Several limitations need to be addressed regarding the present study. Our decision to follow the development of full-term newborns (≥ 37 gestation weeks) could be mentioned not only as an advantage, but also a limitations of our study. Since our study was conducted only among low risk infants, the sample size was limited. The second limitation of the study was that all prenatal measures were collected post-natally during the first days after childbirth. The special emotional state of a recently delivered woman could influence responses to the questionnaire. In our study, all information about independent variables (psychosocial factors) and the dependent variable (infant difficult behaviors) were collected from mothers' reports.
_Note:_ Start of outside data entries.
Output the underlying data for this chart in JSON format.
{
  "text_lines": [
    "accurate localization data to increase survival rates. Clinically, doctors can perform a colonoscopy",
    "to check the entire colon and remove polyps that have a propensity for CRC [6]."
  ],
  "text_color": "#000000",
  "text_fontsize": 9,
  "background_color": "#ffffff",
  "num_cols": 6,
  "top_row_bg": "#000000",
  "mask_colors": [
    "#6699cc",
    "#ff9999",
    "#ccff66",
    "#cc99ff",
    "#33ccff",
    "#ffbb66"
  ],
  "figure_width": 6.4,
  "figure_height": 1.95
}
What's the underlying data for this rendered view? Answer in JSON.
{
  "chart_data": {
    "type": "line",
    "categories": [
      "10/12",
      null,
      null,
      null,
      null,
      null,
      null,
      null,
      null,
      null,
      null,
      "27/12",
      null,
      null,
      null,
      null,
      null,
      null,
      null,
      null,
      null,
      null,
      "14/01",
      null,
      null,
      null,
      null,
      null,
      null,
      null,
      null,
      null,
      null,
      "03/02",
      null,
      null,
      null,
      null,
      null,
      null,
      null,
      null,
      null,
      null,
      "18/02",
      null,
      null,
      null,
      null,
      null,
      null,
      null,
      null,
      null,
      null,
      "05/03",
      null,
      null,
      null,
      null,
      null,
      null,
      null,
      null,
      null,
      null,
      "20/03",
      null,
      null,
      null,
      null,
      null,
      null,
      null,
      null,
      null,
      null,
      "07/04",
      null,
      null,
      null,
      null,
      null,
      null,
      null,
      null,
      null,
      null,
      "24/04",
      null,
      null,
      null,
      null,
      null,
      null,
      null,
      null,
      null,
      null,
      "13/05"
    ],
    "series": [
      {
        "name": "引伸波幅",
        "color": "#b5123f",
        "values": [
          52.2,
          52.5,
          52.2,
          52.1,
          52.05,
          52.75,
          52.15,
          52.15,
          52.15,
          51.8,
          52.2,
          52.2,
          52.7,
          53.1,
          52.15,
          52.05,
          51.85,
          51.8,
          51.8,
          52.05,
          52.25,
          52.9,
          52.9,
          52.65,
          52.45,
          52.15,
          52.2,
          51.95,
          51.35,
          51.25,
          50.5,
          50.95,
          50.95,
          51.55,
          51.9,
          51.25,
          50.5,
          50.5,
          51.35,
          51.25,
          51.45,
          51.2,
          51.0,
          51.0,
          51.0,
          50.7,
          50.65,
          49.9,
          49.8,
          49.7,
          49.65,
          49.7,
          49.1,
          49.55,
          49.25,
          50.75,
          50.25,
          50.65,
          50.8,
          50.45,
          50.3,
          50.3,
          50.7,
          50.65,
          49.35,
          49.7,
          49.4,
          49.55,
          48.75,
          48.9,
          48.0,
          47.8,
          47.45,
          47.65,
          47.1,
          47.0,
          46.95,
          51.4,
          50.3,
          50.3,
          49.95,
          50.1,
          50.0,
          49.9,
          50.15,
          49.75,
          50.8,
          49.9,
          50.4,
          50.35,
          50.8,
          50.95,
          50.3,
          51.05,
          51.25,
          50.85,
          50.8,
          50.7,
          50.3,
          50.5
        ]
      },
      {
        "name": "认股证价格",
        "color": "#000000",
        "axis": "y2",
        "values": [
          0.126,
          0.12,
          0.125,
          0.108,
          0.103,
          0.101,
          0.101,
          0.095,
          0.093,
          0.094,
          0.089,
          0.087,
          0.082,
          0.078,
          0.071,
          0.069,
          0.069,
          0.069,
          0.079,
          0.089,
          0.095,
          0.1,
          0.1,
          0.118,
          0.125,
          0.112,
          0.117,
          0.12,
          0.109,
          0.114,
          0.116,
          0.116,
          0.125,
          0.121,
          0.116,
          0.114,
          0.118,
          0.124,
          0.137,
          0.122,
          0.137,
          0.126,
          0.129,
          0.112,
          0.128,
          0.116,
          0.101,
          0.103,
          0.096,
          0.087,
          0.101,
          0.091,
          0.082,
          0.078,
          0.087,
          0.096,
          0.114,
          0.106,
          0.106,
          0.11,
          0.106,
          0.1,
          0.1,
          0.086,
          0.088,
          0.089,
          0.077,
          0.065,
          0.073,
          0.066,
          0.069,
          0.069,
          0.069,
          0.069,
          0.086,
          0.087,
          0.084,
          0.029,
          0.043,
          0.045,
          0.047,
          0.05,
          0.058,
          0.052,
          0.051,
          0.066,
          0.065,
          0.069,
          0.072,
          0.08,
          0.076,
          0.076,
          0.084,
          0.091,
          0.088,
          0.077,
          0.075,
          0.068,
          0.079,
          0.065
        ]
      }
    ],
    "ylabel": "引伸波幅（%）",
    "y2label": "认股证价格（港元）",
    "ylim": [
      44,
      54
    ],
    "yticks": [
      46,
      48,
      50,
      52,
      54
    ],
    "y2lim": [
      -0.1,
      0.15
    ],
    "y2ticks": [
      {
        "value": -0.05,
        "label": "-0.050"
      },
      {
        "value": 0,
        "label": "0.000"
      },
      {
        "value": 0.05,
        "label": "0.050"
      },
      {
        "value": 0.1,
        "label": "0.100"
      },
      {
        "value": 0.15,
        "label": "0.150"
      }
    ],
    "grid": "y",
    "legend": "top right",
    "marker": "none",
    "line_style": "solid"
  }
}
It was assumed that mothers acted as primary caregivers of infants, predisposing them to greater access to information about infant behavior than other family members. However, the fact that mothers were the only informants in our study may poorly reflect the real circumstances regarding infant behavior and family life; this is another important limitation of this study. Factors such as maternal personality and emotional state after childbirth could significantly influence the reports. This limited the possibility of obtaining more objective data. It is also important to note that information about the fathers' emotional reactions towards pregnancy, as well as the evaluation of the couple's relationship, was also obtained from mothers and could reflect more of the woman's evaluations about her husband/partner than the real feelings and emotions of the fathers. The results of our study, indicating important role of fathers' emotions and the parents' relationship quality on infant difficult behaviors, shows that these issues should be analyzed more comprehensively in further research, with an emphasis on collecting reports from fathers as well. Relatively low reliability scores using the Lithuanian version of the Women's perception of infant's difficult behaviors scale should also be noted as another methodological weakness of the present study. Thus, further empirical evaluations are needed.